Simplicity is probably the biggest benefit of forming a DBA. It involves less paperwork, fewer rules and regulations, and lower upfront and ongoing costs than an LLC or corporation. DBAs are a popular choice for small business owners seeking a no-fuss startup process that minimizes expenses. While forming an LLC isn’t complicated or expensive, DBAs simply streamline the process.

Reasons to Have a Fictitious Name

Choosing a fictitious name for your business allows you to better brand and market your company, helping to attract more customers. For example, if you start a one-person consulting firm, you’ll probably have more success with a business name like “Sarah Smith Consulting” or “Top Choice Consulting” than you would by calling the business “Sarah Smith.” A fictitious business name makes your company sound more professional, trustworthy, and memorable to potential customers.

From a more practical standpoint, you also may need a fictitious name in order to open a business bank account or add your business listing to certain directories.


Differences Between an LLC and a DBA

While both are relatively simple to form, the differences between LLCs and DBAs greatly outweigh their similarities. Here’s an overview of the most significant differences:

Personal Liability

Personal liability is probably the most significant difference between DBAs and LLCs. With a DBA, there’s no legal separation between the business and the business owner. That means if the business incurs debt or must pay damages awarded in a lawsuit, the owner’s personal finances could be at risk.

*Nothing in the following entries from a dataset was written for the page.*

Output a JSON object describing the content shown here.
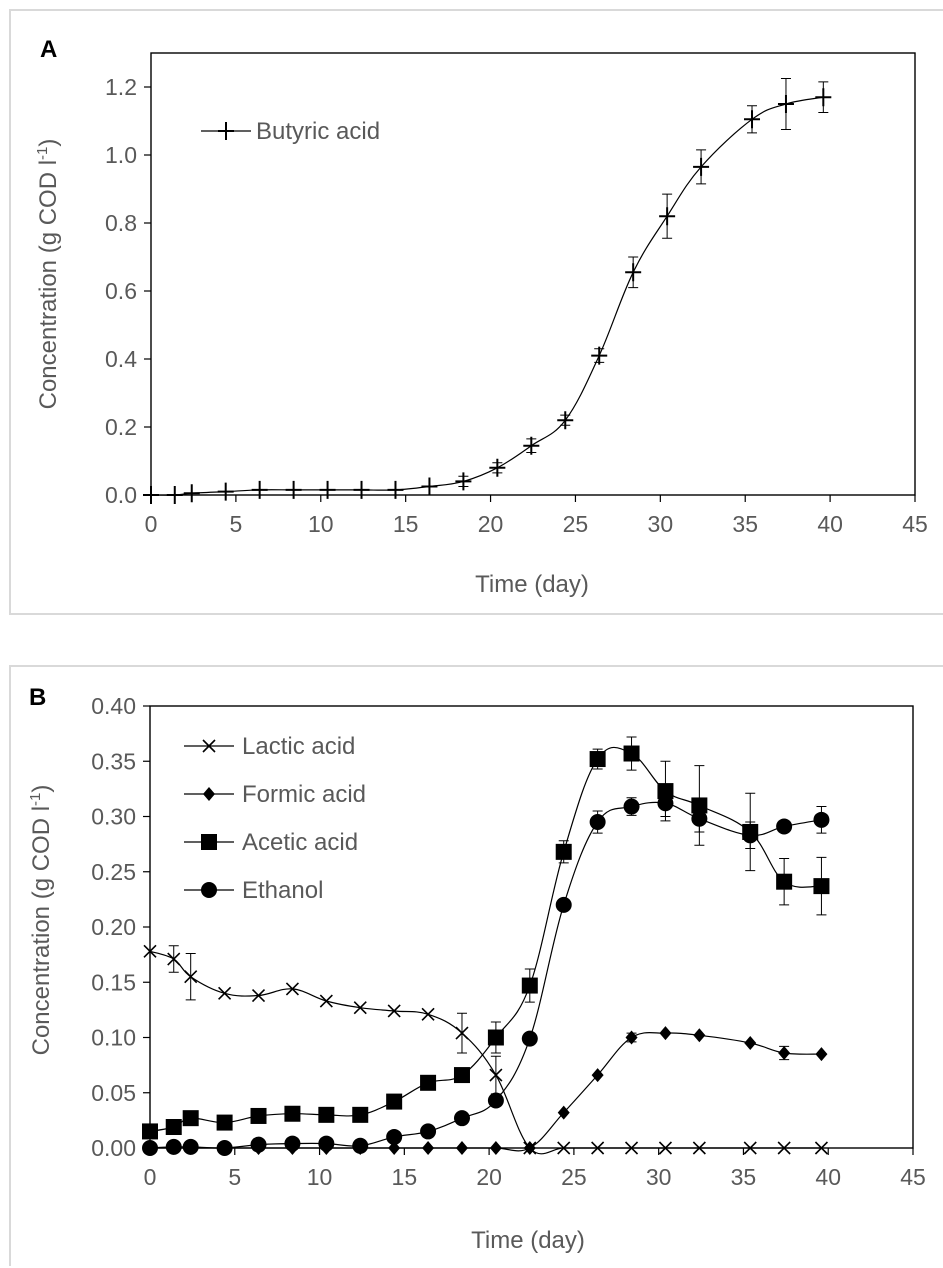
{
  "chart_data": [
    {
      "type": "line",
      "panel_label": "A",
      "xlabel": "Time (day)",
      "ylabel": "Concentration (g COD l",
      "ylabel_sup": "-1",
      "ylabel_end": ")",
      "xlim": [
        0,
        45
      ],
      "ylim": [
        0,
        1.3
      ],
      "x_ticks": [
        "0",
        "5",
        "10",
        "15",
        "20",
        "25",
        "30",
        "35",
        "40",
        "45"
      ],
      "y_ticks": [
        "0.0",
        "0.2",
        "0.4",
        "0.6",
        "0.8",
        "1.0",
        "1.2"
      ],
      "grid": false,
      "legend_position": "top-left",
      "series": [
        {
          "name": "Butyric acid",
          "marker": "plus",
          "x": [
            0,
            1.4,
            2.4,
            4.4,
            6.4,
            8.4,
            10.4,
            12.4,
            14.4,
            16.4,
            18.4,
            20.4,
            22.4,
            24.4,
            26.4,
            28.4,
            30.4,
            32.4,
            35.4,
            37.4,
            39.6
          ],
          "y": [
            0.0,
            0.0,
            0.005,
            0.01,
            0.015,
            0.015,
            0.015,
            0.015,
            0.015,
            0.025,
            0.04,
            0.08,
            0.145,
            0.22,
            0.41,
            0.655,
            0.82,
            0.965,
            1.105,
            1.15,
            1.17
          ],
          "err": [
            0,
            0,
            0,
            0,
            0,
            0,
            0,
            0,
            0,
            0,
            0.015,
            0.015,
            0.02,
            0.015,
            0.02,
            0.045,
            0.065,
            0.05,
            0.04,
            0.075,
            0.045
          ]
        }
      ]
    },
    {
      "type": "line",
      "panel_label": "B",
      "xlabel": "Time (day)",
      "ylabel": "Concentration (g COD l",
      "ylabel_sup": "-1",
      "ylabel_end": ")",
      "xlim": [
        0,
        45
      ],
      "ylim": [
        0,
        0.4
      ],
      "x_ticks": [
        "0",
        "5",
        "10",
        "15",
        "20",
        "25",
        "30",
        "35",
        "40",
        "45"
      ],
      "y_ticks": [
        "0.00",
        "0.05",
        "0.10",
        "0.15",
        "0.20",
        "0.25",
        "0.30",
        "0.35",
        "0.40"
      ],
      "grid": false,
      "legend_position": "top-left",
      "series": [
        {
          "name": "Lactic acid",
          "marker": "x",
          "x": [
            0,
            1.4,
            2.4,
            4.4,
            6.4,
            8.4,
            10.4,
            12.4,
            14.4,
            16.4,
            18.4,
            20.4,
            22.4,
            24.4,
            26.4,
            28.4,
            30.4,
            32.4,
            35.4,
            37.4,
            39.6
          ],
          "y": [
            0.178,
            0.171,
            0.155,
            0.14,
            0.138,
            0.144,
            0.133,
            0.127,
            0.124,
            0.121,
            0.104,
            0.066,
            0.0,
            0.0,
            0.0,
            0.0,
            0.0,
            0.0,
            0.0,
            0.0,
            0.0
          ],
          "err": [
            0,
            0.012,
            0.021,
            0,
            0,
            0,
            0,
            0,
            0,
            0,
            0.018,
            0.017,
            0,
            0,
            0,
            0,
            0,
            0,
            0,
            0,
            0
          ]
        },
        {
          "name": "Formic acid",
          "marker": "diamond",
          "x": [
            0,
            1.4,
            2.4,
            4.4,
            6.4,
            8.4,
            10.4,
            12.4,
            14.4,
            16.4,
            18.4,
            20.4,
            22.4,
            24.4,
            26.4,
            28.4,
            30.4,
            32.4,
            35.4,
            37.4,
            39.6
          ],
          "y": [
            0.0,
            0.0,
            0.0,
            0.0,
            0.0,
            0.0,
            0.0,
            0.0,
            0.0,
            0.0,
            0.0,
            0.0,
            0.0,
            0.032,
            0.066,
            0.1,
            0.104,
            0.102,
            0.095,
            0.086,
            0.085
          ],
          "err": [
            0,
            0,
            0,
            0,
            0,
            0,
            0,
            0,
            0,
            0,
            0,
            0,
            0,
            0,
            0,
            0.004,
            0,
            0,
            0,
            0.006,
            0
          ]
        },
        {
          "name": "Acetic acid",
          "marker": "square",
          "x": [
            0,
            1.4,
            2.4,
            4.4,
            6.4,
            8.4,
            10.4,
            12.4,
            14.4,
            16.4,
            18.4,
            20.4,
            22.4,
            24.4,
            26.4,
            28.4,
            30.4,
            32.4,
            35.4,
            37.4,
            39.6
          ],
          "y": [
            0.015,
            0.019,
            0.027,
            0.023,
            0.029,
            0.031,
            0.03,
            0.03,
            0.042,
            0.059,
            0.066,
            0.1,
            0.147,
            0.268,
            0.352,
            0.357,
            0.323,
            0.31,
            0.286,
            0.241,
            0.237
          ],
          "err": [
            0,
            0,
            0,
            0,
            0,
            0,
            0,
            0,
            0,
            0,
            0,
            0.014,
            0.015,
            0.01,
            0.009,
            0.015,
            0.027,
            0.036,
            0.035,
            0.021,
            0.026
          ]
        },
        {
          "name": "Ethanol",
          "marker": "circle",
          "x": [
            0,
            1.4,
            2.4,
            4.4,
            6.4,
            8.4,
            10.4,
            12.4,
            14.4,
            16.4,
            18.4,
            20.4,
            22.4,
            24.4,
            26.4,
            28.4,
            30.4,
            32.4,
            35.4,
            37.4,
            39.6
          ],
          "y": [
            0.0,
            0.001,
            0.001,
            0.0,
            0.003,
            0.004,
            0.004,
            0.002,
            0.01,
            0.015,
            0.027,
            0.043,
            0.099,
            0.22,
            0.295,
            0.309,
            0.312,
            0.298,
            0.283,
            0.291,
            0.297
          ],
          "err": [
            0,
            0,
            0,
            0,
            0,
            0,
            0,
            0,
            0,
            0,
            0,
            0,
            0,
            0,
            0.01,
            0.008,
            0.012,
            0.012,
            0.012,
            0,
            0.012
          ]
        }
      ]
    }
  ]
}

An LLC provides a layer of legal protection between the business and its owners, keeping personal bank accounts and assets like cars or real estate out of harm’s way in the event the business faces financial trouble. This greatly reduces an owner’s risk level, especially as the business grows.

Entity vs. Assumed Name

An LLC has an entity name, which acts as a separate legal entity. An assumed (or fictitious) name, which is what a DBA effectively creates, is not a separate legal entity.

Registration Process

While the registration process for both LLCs and DBAs varies by state and is not overly complicated, it’s typically simpler to register a DBA. In fact, some states don’t even require you to register an assumed name for business use. Some states require DBA registration at the state level, but you often can register a DBA with the county or city in which it operates. This typically involves a short form and a relatively small registration fee.

In contrast, you must register LLCs at the state level — often with the secretary of state. This typically requires you to file a document called the Articles of Organization (or a similar name, such as Certificate of Formation) that outlines general information about your business. You’ll also need to pay a registration fee. LLCs also must have an appointed registered agent for the company. This can be a member of the LLC or you can hire a professional, third-party service.

Associated Fees

While fees also vary by state, they typically cost less for DBAs than for LLCs. The cost of registering a DBA, for example, usually ranges from $10 to $100 while registering an LLC can cost between $100 and $800. In addition to differences in registration and renewal fees, LLCs often must pay state taxes — which can greatly increase the cost of doing business.

Taxes

DBAs don’t receive any sort of tax advantages. Because a DBA isn’t a separate legal entity, its tax status is the same as its owner’s. Owners of LLCs, on the other hand, have several options for the taxation of their business by designating the company as a sole proprietorship, corporation, or partnership. This flexibility enables LLC owners to decide which tax status makes the most sense for their business.


Securing a DBA for Your LLC

DBA structures aren’t just for individual business owners. In fact, an existing LLC can create its own DBA. One reason an LLC might decide to do that is if it wants to expand and offer a new service or focus on a particular demographic. A DBA would allow the LLC to create a separate brand for this business line. Doing so would combine the simplicity of forming a DBA with the personal liability protection and tax advantages of an LLC. It’s important to remember, however, that the LLC itself remains financially liable for the DBA.


Conclusion

So which is better, a DBA or an LLC? Ultimately, that depends on the unique characteristics of a business and its owners. LLCs offer more tax options and liability protection, but they also come with more paperwork and higher costs. Closely examine all possible options and speak with a third-party professional, such as an accountant or lawyer, to help ensure you pick the best structure for your new business.